To our knowledge this is the first report describing delirium in APL patients aged less than 60 years and enrolled in an intensive chemotherapeutic regimen. In our two cases several situations that could have precipitated the psychiatric status were present: in patient 1 a previous psychiatric disorder, concomitant treatments with steroids and benzodiazepines, a severe infection and CNS bleeding while in patient 2 we could annotate steroid treatment and isolation. It is important that clinicians include delirium as a possible complication in the treatment of APL patients eligible for intensive regimens and that they consider concomitant clinical conditions or medications that may precipitate this condition. This is critical in order to avoid a misdiagnosis that may lead to the suspension of APL treatment resulting in a reduced response rate. However, psychiatrists asked to consult on patients being treated for APL should also be aware that the symptoms of differentiation syndrome, a complication occurring in up to 25% of these cases, may also be misinterpreted as a primary psychiatric disorder [11].

In cancer patients with delirium both pharmacologic and non-pharmacologic interventions can be used [9]. Pharmacologic interventions include short-term low-dose of antipsychotics, with close monitoring for possible adverse effects, particularly in patients with multiple medical comorbidities. However, non-pharmacologic interventions also appear to have a beneficial role in the treatment of cancer patients with delirium.

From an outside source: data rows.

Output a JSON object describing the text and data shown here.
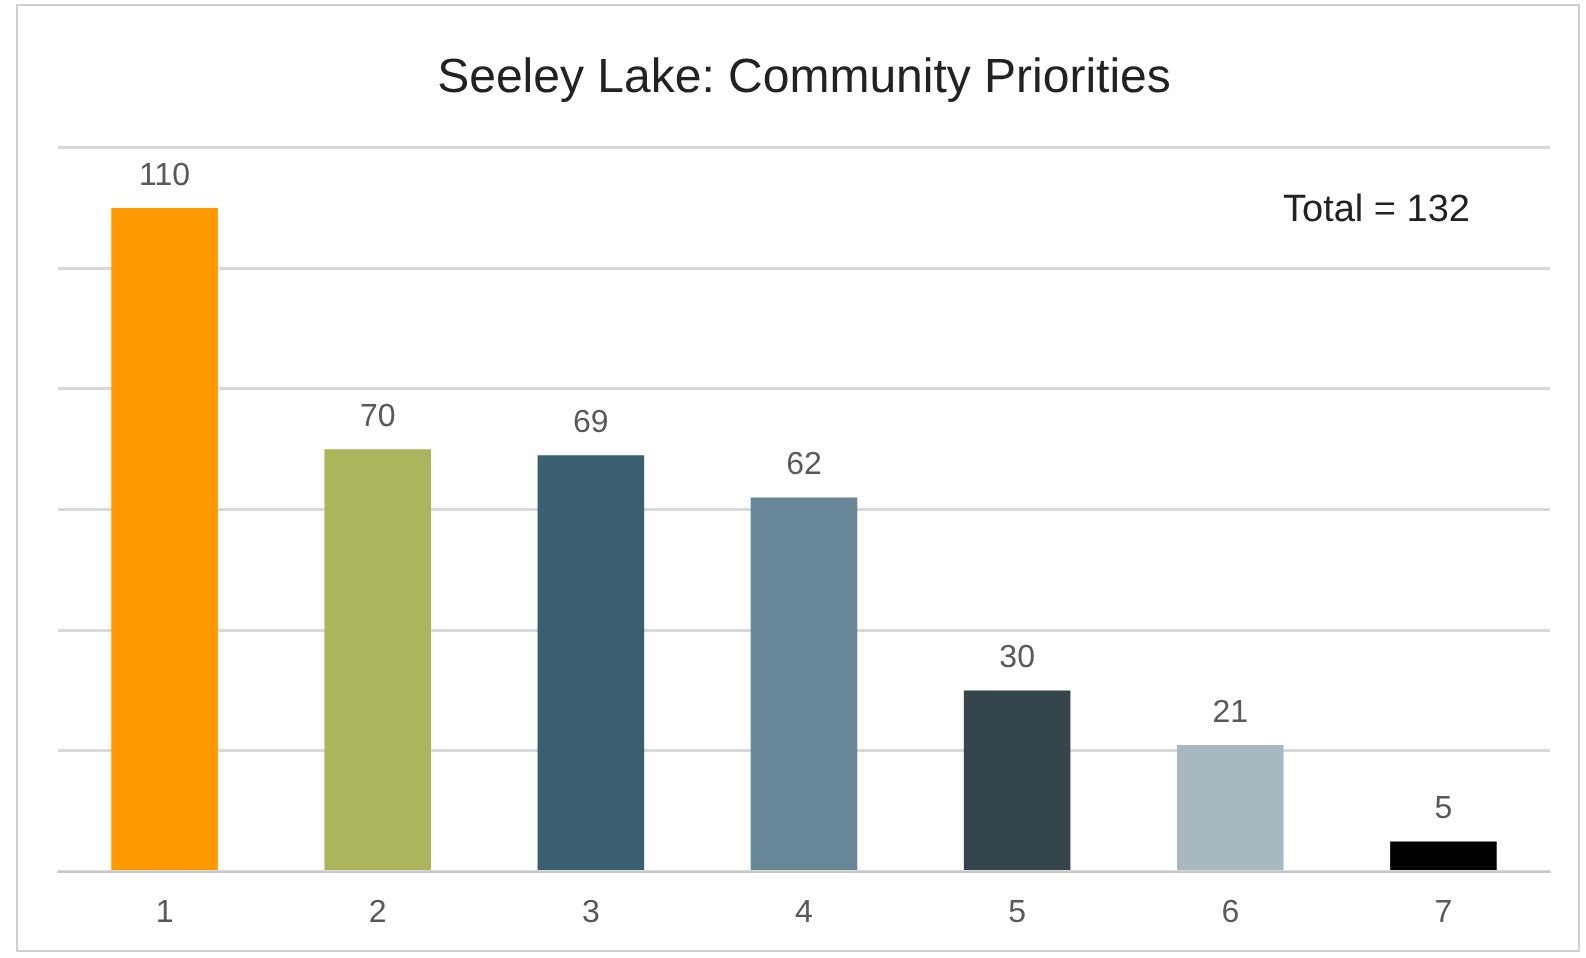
{
  "chart_data": {
    "type": "bar",
    "title": "Seeley Lake: Community Priorities",
    "categories": [
      "1",
      "2",
      "3",
      "4",
      "5",
      "6",
      "7"
    ],
    "values": [
      110,
      70,
      69,
      62,
      30,
      21,
      5
    ],
    "colors": [
      "#ff9900",
      "#adb55c",
      "#3a6070",
      "#688898",
      "#36444c",
      "#a8b8c0",
      "#000000"
    ],
    "ylim": [
      0,
      120
    ],
    "yticks": [
      {
        "value": 0,
        "label": null
      },
      {
        "value": 20,
        "label": null
      },
      {
        "value": 40,
        "label": null
      },
      {
        "value": 60,
        "label": null
      },
      {
        "value": 80,
        "label": null
      },
      {
        "value": 100,
        "label": null
      },
      {
        "value": 120,
        "label": null
      }
    ],
    "grid": "y",
    "tick_labels": "x",
    "data_labels": true,
    "legend": false,
    "annotations": [
      "Total = 132"
    ]
  }
}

Based on the evidence from non-oncology settings, it is strongly recommended to implement non-pharmacologic interventions in patients with delirium or at risk for delirium since no serious complications have been observed with a non-pharmacologic strategy [9].

In conclusion, we believe that patients with APL eligible for intensive chemotherapeutic regimens should be carefully evaluated by a multisciplinary team including psychiatrists in order to early recognize delirium symptoms and avoid inadequate treatments. In case of delirium, both pharmacologic and non-pharmacologic interventions may be considered.

Consent

Written informed consent was obtained from the two patients for publication of this case report. A copy of the written consent is available for review by the Editor-in-Chief of this journal.